'If Dublin were a car, it'd be running on four bald tyres with no spare in the boot'
We have to stop pressing the snooze button when it comes to our water supply crisis.
IT IS EASY to keep hitting the snooze button sometimes. That little bit of extra time in bed can be nice. Then the alarm buzzes again, providing a dose of reality.
There are only so many times you can prolong the inevitable. After so long, you have to bite the bullet and take action.
We are good at pressing ‘snooze’ when it comes to big infrastructure investments in Ireland.
None more so than the ‘Water Supply Project’ (WSP), which will provide a new source of water not just for the Dublin area, but for the entire eastern half of the country.
The wet clouds have returned to Ireland in recent weeks.
While raindrops have fallen from the skies, the headlines about water supplies and reservoir levels have dropped off the front pages. You would be forgiven for thinking the problem has gone away.
But it won’t be long until the alarm bells ring once more. We’ve heard them a number of times over the past few years – and at an ever-increasing frequency.
The most recent water shortage over the summer saw a hosepipe ban put in place across the country – a ban that was only lifted at the end of September.
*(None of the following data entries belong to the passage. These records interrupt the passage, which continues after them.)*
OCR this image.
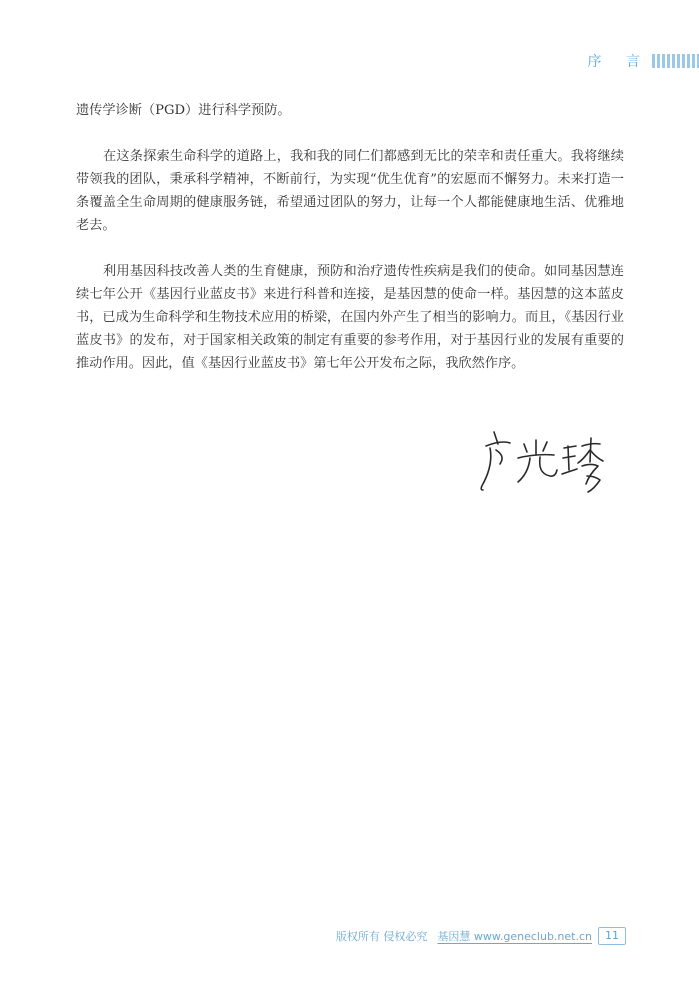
序 言

遗传学诊断（PGD）进行科学预防。

在这条探索生命科学的道路上，我和我的同仁们都感到无比的荣幸和责任重大。我将继续带领我的团队，秉承科学精神，不断前行，为实现“优生优育”的宏愿而不懈努力。未来打造一条覆盖全生命周期的健康服务链，希望通过团队的努力，让每一个人都能健康地生活、优雅地老去。

利用基因科技改善人类的生育健康，预防和治疗遗传性疾病是我们的使命。如同基因慧连续七年公开《基因行业蓝皮书》来进行科普和连接，是基因慧的使命一样。基因慧的这本蓝皮书，已成为生命科学和生物技术应用的桥梁，在国内外产生了相当的影响力。而且，《基因行业蓝皮书》的发布，对于国家相关政策的制定有重要的参考作用，对于基因行业的发展有重要的推动作用。因此，值《基因行业蓝皮书》第七年公开发布之际，我欣然作序。

版权所有 侵权必究 基因慧 www.geneclub.net.cn	11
This ban, which followed several months of lower than normal rainfall, follows three other water supply issues over the past two years.
If you are a business or resident in Dublin, you should prepare yourself for more of the same in the coming months and years too.
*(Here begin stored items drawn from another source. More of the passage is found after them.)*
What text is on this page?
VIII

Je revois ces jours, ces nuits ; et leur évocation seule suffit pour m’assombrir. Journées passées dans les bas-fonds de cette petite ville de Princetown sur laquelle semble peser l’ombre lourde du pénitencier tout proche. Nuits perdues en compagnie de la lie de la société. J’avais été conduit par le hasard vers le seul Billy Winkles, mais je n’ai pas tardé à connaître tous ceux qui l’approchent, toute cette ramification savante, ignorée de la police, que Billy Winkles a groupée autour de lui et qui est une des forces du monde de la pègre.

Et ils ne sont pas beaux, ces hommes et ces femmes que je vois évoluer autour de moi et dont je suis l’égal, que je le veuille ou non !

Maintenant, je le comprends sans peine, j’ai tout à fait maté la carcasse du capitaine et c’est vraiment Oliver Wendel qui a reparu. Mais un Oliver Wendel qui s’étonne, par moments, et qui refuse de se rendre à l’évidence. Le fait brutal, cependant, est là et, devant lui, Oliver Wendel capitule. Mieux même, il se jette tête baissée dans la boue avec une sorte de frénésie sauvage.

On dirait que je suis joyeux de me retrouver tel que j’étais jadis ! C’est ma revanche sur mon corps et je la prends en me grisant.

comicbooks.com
That is until, as a country, we pull our heads out from under the duvet and start dealing with issues properly.
Opposition
Zurich resident and WSP opponent Emma Kennedy, speaking to the Irish media over the summer, made a very valid point that part of the solution is to deal with the issue of the leaking pipes that are scattered across the Dublin region.
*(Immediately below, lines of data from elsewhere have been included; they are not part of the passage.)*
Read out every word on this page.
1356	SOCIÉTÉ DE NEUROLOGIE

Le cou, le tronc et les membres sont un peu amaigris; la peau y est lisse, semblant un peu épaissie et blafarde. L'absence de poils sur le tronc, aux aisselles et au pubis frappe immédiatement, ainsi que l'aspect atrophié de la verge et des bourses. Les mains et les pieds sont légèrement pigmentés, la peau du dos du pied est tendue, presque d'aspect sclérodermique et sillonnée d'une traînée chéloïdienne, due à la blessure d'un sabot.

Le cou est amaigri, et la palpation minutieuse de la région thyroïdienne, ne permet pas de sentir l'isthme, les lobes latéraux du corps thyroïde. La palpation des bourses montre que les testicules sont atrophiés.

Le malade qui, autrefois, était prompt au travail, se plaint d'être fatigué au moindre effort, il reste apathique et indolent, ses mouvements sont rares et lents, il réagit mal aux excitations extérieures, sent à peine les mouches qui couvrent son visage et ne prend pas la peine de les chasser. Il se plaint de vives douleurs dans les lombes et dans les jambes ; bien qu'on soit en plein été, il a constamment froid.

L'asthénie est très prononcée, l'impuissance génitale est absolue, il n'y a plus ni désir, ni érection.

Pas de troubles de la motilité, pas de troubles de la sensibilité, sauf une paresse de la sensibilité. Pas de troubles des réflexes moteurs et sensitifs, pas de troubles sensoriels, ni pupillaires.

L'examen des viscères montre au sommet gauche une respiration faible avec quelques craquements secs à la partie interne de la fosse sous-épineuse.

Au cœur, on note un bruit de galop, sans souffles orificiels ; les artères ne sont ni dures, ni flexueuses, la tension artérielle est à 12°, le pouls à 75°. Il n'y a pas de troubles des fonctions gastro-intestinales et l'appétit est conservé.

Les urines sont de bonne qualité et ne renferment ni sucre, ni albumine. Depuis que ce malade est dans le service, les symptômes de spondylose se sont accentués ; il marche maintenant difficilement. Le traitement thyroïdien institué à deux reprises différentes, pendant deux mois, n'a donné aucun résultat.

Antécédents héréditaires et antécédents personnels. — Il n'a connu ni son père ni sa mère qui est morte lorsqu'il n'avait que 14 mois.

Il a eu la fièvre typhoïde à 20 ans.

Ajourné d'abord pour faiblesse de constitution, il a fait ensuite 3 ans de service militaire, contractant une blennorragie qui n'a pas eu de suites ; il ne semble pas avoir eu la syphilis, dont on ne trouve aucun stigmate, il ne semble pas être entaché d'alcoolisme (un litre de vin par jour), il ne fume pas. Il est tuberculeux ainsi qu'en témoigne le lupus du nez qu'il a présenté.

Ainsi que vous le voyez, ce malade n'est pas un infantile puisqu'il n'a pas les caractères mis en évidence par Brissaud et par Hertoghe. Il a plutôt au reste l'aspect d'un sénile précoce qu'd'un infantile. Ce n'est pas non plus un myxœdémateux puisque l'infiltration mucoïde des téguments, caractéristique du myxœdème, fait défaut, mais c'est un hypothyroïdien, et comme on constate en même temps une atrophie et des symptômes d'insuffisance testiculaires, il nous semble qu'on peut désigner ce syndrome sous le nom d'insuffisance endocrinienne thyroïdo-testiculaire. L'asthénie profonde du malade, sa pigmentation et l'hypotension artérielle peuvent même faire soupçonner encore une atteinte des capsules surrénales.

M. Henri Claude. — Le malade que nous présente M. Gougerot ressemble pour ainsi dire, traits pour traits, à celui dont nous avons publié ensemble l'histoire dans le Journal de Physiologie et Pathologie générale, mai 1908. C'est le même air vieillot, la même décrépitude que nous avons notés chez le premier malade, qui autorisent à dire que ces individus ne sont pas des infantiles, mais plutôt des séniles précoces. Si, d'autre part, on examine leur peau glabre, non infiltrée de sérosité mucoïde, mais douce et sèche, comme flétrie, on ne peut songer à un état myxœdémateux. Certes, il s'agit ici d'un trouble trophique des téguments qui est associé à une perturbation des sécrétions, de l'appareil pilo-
She must be thankful that she lives in a city that boasts one of the best-regarded water supplies in the world, where 80% of drinking water comes straight from natural springs, while the rest is drawn out of lakes.
The story in Dublin is a lot different; with 80% of the city’s water coming from the River Liffey, the remainder is drawn from the Vartry Reservoir.
This means that the capital’s water supply lies at the mercy of the weather gods on a daily basis.
If the Dublin region were a car, it would be one that’s running on four bald tyres and with no spare in the boot.
That’s because the most amount of water that Irish Water can currently produce in a day for the Dublin region is 640 million litres. Yet, daily demand sits at around 570 litres, leaving little room for manoeuvre.
When demand increases – as it did during last winter’s freeze and during the drought in the summer – the region is in trouble.
That’s not a pretty picture for businesses to be looking at – particularly large firms abroad looking at Ireland as a potential location to invest and bring jobs.
Be it tax rates, skills, energy or broadband, businesses expect and require certainty of supply. Water is no different. Our competitor cities abroad can offer them the assurances they need – it’s vital we can do the same here.
Under-investment
This worrying situation is the result of successive decades of under-investment in our water infrastructure. Our failure to maintain our pipes means – depressingly – that 37% of the Dublin region’s water leaks out into the ground.
Emma Kennedy is correct in her contention that Irish Water must focus on fixing these leaking pipes and on bringing leakage rates much lower. Irish Water has committed to doing that, with €125 million per annum being spent on fixing pipes.
That’s welcome, but fixing the pipes alone won’t be enough. Even if we could somehow magic up a drop to 25% leakage tomorrow, the amount of water available to Dublin still wouldn’t be enough to safeguard the region against a drought or significant outage.
That’s before we factor in the kind of population growth that’s coming the Dublin region’s way.
By 2050, the number of people living in the region will have swelled by 600,000. At today’s usage rates, that equates to around 80 million litres more of water every day.
Increased commercial demand will see additional demand soar well past 100 million litres per day.
Solving Dublin’s water conundrum requires an ambitious approach – one that will safeguard the fast-growing region for the next 50 to 100 years.
Thankfully, the solution has been identified in the form of the WSP, a new water source that will see water piped eastwards from the River Shannon to homes and businesses all over the eastern and midlands region.
This solution has been identified by the experts, following a comprehensive evaluation phase that began in the mid-1990s.
The WSP would give Dublin the kind of security of supply that other cities have; cities such as Manchester, comparable in size to Dublin, which pulls its water from a lake more than 150 km away in the scenic surrounds of the Lake District.
The WSP’s announcement has been accompanied by the standard cries of the scaremongers that accompany any Irish infrastructure project of note.
But the people and businesses of the Dublin region can’t afford for these voices to delay this much-needed project even further.
Quite simply, it’s time for Ireland to wake up.
Graeme McQueen is head of public affairs at Dublin Chamber.